Activity 1 Part 1: Loading Data in RStudio

The Goal

The first step in most statistics competitions is loading the data into R. Typically, the data is in the form of a CSV file. Today, we are going to talk about how to load data from such a file into R.

The Data

The data we will be using for many of our activities was created by Climate Change AI (CCAI) and Lawrence Berkeley National Laboratory (Berkeley Lab). This is a large data set and was used in March 2022 for the 5th Annual Women in Data Science (WiDS) Datathon. We encourage you to explore the resources offered by WiDS!

Data Citation

Climate Change AI (CCAI) and Lawrence Berkeley National Laboratory (Berkeley Lab). (2022 January). WiDS Datathon 2022, Version 1. Retrieved January 10, 2022 from https://www.kaggle.com/competitions/widsdatathon2022/overview.

Getting the Data

The first thing we need to do is get the data. Because the data set is very large, it is contained in a Google Drive file linked here. It is very common during DataFest for data to be shared in this way, so it is good to get some practice downloading data from Google Drive.

If the Drive link does not work, you can copy and paste the following into your browser: https://drive.google.com/file/d/1hM08da1DH21P5I126FyEoKJ0OwIElFUo

Because the data set is so large, it is housed in a ZIP file. Download the ZIP file, and then extract the files that are inside of it. The one your are looking for is called train.csv

Create a folder on your computer called DataFestPrep, and store this csv file inside the folder.

Moving the data into RStudio

There are two ways that you can choose to access RStudio - on your own computer, or on RStudio Cloud. There are instructions below for each of these two options.

Option 1: For Folks Using RStudio on their Laptops

  • Step 1 Open RStudio.
  • Step 2 Look at the upper right hand panel of your screen.
  • Step 3 Find “Import Dataset” or “Import” and click on it.
  • Step 4 Choose “Text (base)” or “From CSV” (it will depend on your computer).
  • Step 5 Find your data (train.csv) in the list that comes up. Choose it!

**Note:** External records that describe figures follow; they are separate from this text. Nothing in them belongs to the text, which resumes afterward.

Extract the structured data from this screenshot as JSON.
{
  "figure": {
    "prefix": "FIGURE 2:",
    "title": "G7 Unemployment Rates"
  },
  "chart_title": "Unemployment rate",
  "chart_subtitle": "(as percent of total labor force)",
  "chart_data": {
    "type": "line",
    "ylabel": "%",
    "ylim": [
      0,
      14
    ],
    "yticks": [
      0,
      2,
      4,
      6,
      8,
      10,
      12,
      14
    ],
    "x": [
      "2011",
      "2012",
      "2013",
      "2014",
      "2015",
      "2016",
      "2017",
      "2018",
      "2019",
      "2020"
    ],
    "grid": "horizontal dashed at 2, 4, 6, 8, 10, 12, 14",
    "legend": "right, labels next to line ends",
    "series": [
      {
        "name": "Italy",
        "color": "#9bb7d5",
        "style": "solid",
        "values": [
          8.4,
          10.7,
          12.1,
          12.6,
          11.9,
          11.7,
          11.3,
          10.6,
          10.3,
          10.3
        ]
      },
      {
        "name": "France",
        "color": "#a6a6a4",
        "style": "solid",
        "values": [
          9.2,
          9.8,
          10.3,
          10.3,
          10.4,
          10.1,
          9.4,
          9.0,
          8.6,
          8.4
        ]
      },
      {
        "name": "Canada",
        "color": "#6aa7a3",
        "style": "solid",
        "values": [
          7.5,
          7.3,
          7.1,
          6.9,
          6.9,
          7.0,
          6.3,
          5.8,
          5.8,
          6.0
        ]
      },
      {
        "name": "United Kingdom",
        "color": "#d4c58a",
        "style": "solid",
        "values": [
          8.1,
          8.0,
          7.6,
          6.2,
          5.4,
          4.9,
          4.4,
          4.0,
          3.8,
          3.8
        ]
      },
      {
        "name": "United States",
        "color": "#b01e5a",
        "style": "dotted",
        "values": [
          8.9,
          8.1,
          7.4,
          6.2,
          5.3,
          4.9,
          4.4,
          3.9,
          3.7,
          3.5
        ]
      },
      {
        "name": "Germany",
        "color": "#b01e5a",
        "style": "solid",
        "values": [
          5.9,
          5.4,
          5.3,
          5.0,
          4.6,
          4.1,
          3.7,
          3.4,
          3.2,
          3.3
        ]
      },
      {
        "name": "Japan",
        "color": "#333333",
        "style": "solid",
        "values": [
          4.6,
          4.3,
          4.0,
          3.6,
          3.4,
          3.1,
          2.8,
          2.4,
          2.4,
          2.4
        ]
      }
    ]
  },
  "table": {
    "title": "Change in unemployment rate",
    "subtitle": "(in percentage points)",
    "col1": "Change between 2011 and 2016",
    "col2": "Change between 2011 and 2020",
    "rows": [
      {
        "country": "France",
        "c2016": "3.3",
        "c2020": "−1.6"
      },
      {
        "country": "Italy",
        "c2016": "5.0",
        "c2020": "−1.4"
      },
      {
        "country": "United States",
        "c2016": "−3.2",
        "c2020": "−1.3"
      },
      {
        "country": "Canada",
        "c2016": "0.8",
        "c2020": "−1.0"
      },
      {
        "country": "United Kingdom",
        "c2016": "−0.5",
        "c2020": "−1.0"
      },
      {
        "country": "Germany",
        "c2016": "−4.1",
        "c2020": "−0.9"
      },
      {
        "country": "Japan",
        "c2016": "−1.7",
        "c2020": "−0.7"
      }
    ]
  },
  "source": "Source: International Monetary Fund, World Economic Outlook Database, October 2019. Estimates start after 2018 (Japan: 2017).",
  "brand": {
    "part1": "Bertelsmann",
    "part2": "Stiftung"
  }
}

The above 5 steps will allow you to load the data into RStudio. However, if you are using Markdown, you need a few more steps.

  • Step 6 Now, look the bottom right hand panel of your screen. You should see a line of code with something like train <- read.csv(“train.csv”) or train <- read_csv(“train.csv”)`.
  • Step 7 Copy that ENTIRE line of code.
  • Step 8 Open a Markdown file.
  • Step 9 Insert a code chunk (Look to the upper right corner of the file and find the little green C icon. Find “R” on the drop down menu, and click it!)
  • Step 10 You will notice a gray box appears on your Markdown file. This is called a chunk, and is basically a spot where we can type code.
  • Step 11 Paste the line from Step 7 into this gray code chunk, and press the green arrow (the play button).

And you are ready to go!! You now have the data loaded and you can work with it!

Option 2: For Folks Using RStudio Cloud

  • Step 1 Open RStudio Cloud.
  • Step 2 Look at the lower right hand quadrant of your RStudio screen./li>
  • Step 3 At the top of that square, look for “Upload”.
  • Step 4 Click Upload, and then browse for where you have stored the train.csv data on your computer.
  • Step 5 Once you have found the file, hit “Import”. This moves the data into RStudio Cloud, but you can’t work with it yet.
  • Step 6 Now, look at the upper right hand panel of your screen.
  • Step 7 Find “Import Dataset” and click on it.
  • Step 8 - Choose “Text (base)” or “From CSV” (it will depend on your computer).
  • Step 9 Find the data you want (train.csv) in the list that comes up. Choose it!

The above 5 steps will allow you to load the data into RStudio. However, if you are using Markdown, you need a few more steps.

  • Step 10 Now, look the bottom right hand panel of your screen. You should see a line of code with something like train <- read.csv(“train.csv”) or train <- read_csv(“train.csv”)`.
  • Step 11 Copy that ENTIRE line of code.
  • Step 12 Open a Markdown file.
  • Step 13 Insert a code chunk (Look to the upper right corner of the file and find the little green C icon. Find “R” on the drop down menu, and click it!)
  • Step 14 You will notice a gray box appears on your Markdown file. This is called a chunk, and is basically a spot where we can type code.
  • Step 15 Paste the line from Step 11 into this gray code chunk, and press the green arrow (the play button).